14. La Roumanie est un État membre de l'Union européenne partie tant à la convention de Genève du 28 juillet 1951 sur le statut des réfugiés, complétée par le protocole de New York, qu'à la convention européenne de sauvegarde des droits de l'homme et des libertés fondamentales. Il est, dès lors, présumé que le traitement réservé aux demandeurs d'asile dans cet Etat membre est conforme aux exigences de la convention de Genève ainsi qu'à la convention européenne de sauvegarde des droits de l'homme et des libertés fondamentales. Si cette présomption est réfragable, les allégations de M. E sont particulièrement évasives sur les conditions d'accueil des demandeurs d'asile en Roumanie comme sur celles de son propre séjour et ne sont assorties d'aucune pièce justificative. Dès lors, elles ne permettent pas d'établir qu'en cas de transfert aux autorités roumaines, il ne bénéficierait pas d'un examen de sa demande d'asile dans des conditions conformes à l'ensemble des garanties exigées par le respect du droit d'asile. Le requérant ne démontre pas davantage qu'en cas de transfert dans ce pays, les autorités roumaines n'évalueront pas, avant de procéder, le cas échéant, à son éloignement, les risques auxquels il serait exposé en cas de retour dans son pays d'origine. Les moyens tirés de la méconnaissance du point 2 de l'article 3 du règlement (UE), n° 604/2013 du 26 juin 2013 précitées et de l'erreur manifeste d'appréciation de sa situation commise par le préfet doivent, par suite, être écartés.

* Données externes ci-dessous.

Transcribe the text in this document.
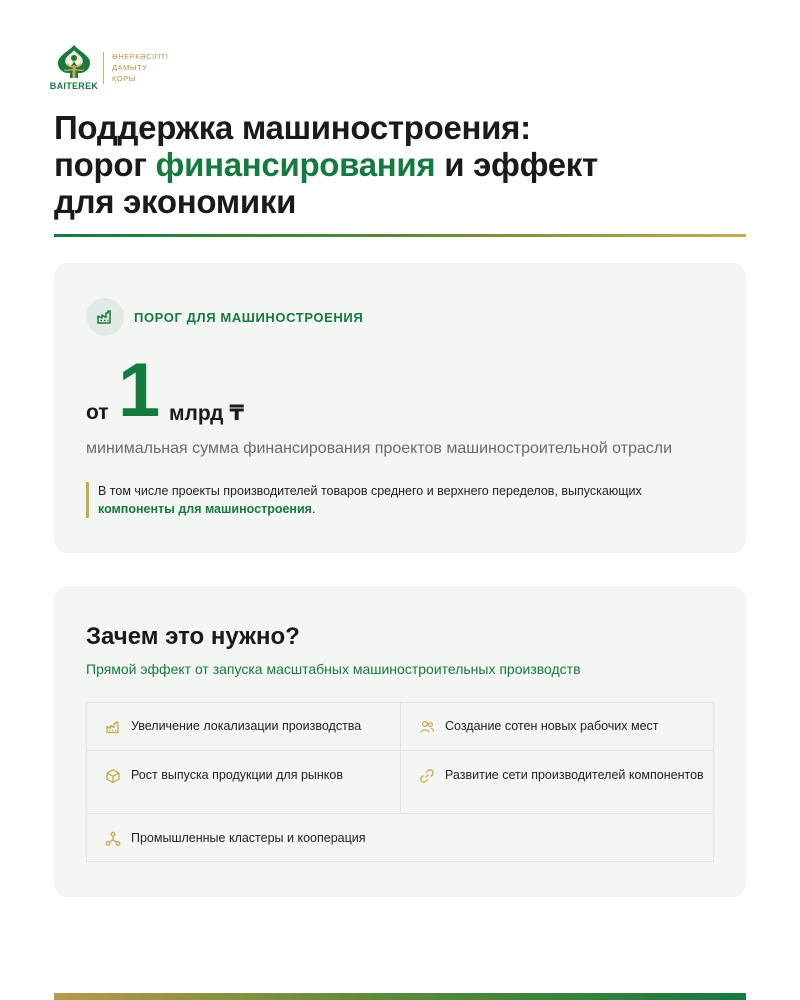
BAITEREK
ӨНЕРКӘСІПТІ
ДАМЫТУ
ҚОРЫ
Поддержка машиностроения:
порог финансирования и эффект
для экономики
ПОРОГ ДЛЯ МАШИНОСТРОЕНИЯ
от 1 млрд ₸
минимальная сумма финансирования проектов машиностроительной отрасли
В том числе проекты производителей товаров среднего и верхнего переделов, выпускающих компоненты для машиностроения.
Зачем это нужно?
Прямой эффект от запуска масштабных машиностроительных производств
Увеличение локализации производства	Создание сотен новых рабочих мест
Рост выпуска продукции для рынков	Развитие сети производителей компонентов
Промышленные кластеры и кооперация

15. Il résulte de tout ce qui précède que M. E n'est pas fondé à demander l'annulation de l'arrêté du 27 juillet 2022 par lequel le préfet des Hauts-de-Seine a ordonné son transfert aux autorités roumaines. Par voie de conséquence, les conclusions à fin d'injonction et d'astreinte présentées par l'intéressé ainsi que celles relatives aux frais liés au litige doivent être rejetées.

D E C I D E :

Article 1er : M. E est admis provisoirement au bénéfice de l'aide juridictionnelle.

Article 2 : La requête de M. E est rejetée.

Article 3 : Le présent jugement sera notifié à M. G, à Me Marienne et au préfet des Hauts-de-Seine.

Rendu public par mise à disposition au greffe le 16 août 2022.

La magistrate désignée,

Signé

L. D

La greffière,

Signé

C. Phu

La République mande et ordonne au préfet des Hauts-de-Seine en ce qui le concerne ou à tous huissiers de justice à ce requis en ce qui concerne les voies de droit commun contre les parties privées, de pourvoir à l'exécution du présent jugement.